2024.12.19. PRETE.pngNelle guerre in corso l’orrore, giorno dopo giorno, è addomesticato, reso tollerabile perché evocato come notizia tra le notizie, come accadimento quotidiano e usuale: la stessa parola guerra finirà con essere rubricata accanto a voci come borsa, sport, cronaca nera e di costume. Le tante testimonianze di reporter e giornalisti esposti al pericolo ci trascorrono dinanzi agli occhi, con la loro immensa gravità, senza che l’indignazione dal singolo si estenda alla moltitudine, senza che il sapere del dolore sconfinato si trasformi in un grido, senza che la conoscenza diventi denuncia assidua e corale delle responsabilità.

E anche laddove alcune parole potrebbero avere in sé una più adeguata corrispondenza alla sconfinata violenza messa in atto, si ricorre ad attenuazioni, a distinzioni, a rassicuranti comparazioni storiche: la parola genocidio, usata per indicare quel che accade a Gaza, è apparsa e continua ad apparire a molti impropria (anche se il Papa e alcune inchieste delle Nazioni unite l’hanno adoperata). Un’anestesia del tragico permette di non introdurre il turbamento e l’angoscia nel ritmo delle giornate e nelle quotidiane occupazioni.
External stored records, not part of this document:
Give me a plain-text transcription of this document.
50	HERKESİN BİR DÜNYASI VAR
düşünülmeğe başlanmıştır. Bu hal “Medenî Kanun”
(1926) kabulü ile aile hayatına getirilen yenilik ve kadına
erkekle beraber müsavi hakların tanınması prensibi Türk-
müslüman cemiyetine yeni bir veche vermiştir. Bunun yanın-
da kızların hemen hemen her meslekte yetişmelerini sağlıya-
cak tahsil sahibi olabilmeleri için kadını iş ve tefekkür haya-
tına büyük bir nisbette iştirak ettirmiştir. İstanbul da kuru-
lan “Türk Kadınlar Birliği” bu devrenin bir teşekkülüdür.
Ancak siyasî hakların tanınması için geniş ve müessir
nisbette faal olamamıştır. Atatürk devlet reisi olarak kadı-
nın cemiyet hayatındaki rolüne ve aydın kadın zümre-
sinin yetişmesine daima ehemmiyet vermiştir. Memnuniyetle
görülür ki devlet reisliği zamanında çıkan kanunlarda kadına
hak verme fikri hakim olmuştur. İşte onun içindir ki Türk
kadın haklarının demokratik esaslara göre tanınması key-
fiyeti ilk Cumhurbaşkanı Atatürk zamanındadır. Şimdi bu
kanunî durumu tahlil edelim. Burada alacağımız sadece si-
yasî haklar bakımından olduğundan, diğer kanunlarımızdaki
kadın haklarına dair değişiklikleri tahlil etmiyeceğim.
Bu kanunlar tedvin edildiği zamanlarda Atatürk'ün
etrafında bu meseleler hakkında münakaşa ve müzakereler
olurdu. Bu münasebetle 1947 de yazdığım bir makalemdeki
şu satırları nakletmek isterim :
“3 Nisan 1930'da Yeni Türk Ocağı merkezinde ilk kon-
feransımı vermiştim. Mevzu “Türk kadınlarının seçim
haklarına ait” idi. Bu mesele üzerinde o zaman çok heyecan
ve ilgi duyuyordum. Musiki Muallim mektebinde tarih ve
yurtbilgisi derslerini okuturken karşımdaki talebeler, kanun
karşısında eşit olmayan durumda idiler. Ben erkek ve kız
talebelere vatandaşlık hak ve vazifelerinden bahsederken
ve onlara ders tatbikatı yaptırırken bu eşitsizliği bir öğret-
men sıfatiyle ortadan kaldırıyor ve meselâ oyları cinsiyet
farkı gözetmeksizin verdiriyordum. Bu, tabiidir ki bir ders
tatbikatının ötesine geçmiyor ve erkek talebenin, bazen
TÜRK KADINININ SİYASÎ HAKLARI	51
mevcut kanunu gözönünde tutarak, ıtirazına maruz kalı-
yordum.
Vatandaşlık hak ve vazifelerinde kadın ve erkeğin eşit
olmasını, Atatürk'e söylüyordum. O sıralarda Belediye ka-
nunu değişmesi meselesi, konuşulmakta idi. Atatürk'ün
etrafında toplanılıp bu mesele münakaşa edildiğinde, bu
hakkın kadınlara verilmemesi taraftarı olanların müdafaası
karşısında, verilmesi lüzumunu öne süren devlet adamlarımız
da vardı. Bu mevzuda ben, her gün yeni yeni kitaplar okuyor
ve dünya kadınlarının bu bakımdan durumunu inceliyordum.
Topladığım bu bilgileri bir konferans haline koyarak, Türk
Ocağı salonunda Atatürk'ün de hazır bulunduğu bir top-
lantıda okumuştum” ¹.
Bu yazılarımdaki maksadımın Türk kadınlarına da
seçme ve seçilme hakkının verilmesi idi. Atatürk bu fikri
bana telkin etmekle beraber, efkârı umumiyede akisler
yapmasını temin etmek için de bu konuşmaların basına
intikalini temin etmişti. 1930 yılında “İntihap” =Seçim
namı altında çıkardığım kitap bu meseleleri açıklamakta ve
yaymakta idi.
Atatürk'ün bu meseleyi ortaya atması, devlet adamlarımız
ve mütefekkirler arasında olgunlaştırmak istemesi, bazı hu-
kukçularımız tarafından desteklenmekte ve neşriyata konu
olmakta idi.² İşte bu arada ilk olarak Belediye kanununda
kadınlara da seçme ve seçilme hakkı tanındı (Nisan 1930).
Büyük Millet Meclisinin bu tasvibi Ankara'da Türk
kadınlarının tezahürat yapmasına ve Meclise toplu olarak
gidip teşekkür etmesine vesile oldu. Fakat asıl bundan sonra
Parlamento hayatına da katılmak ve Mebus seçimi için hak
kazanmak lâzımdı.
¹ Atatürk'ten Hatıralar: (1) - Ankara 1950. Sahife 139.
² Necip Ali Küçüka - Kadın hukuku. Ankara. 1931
Se nei decenni trascorsi alcune guerre provocavano tra intellettuali, scrittori, artisti, forti prese di posizione, appelli condivisi, analisi – penso a quel che accadde con la prima guerra del Golfo – ora l’indignazione non trova le vie di una sua rappresentazione diffusa. E persino le condanne emesse, su certificata e incontestabile documentazione, da una Corte internazionale di giustizia suscitano riserve, distinzioni, tentativi di neutralizzazione.

Eppure quel che accade continua a mostrare un’abiezione dell’umano propria dei tempi più tragici della storia. Sui vari fronti della guerra in Ucraina in tre anni ci sono state migliaia e migliaia di vittime, da una parte e dall’altra, e la distruzione di strutture non solo militari ha portato una devastazione di regioni e di paesaggi e di relazioni tra comunità della stessa lingua difficilmente ricomponibili.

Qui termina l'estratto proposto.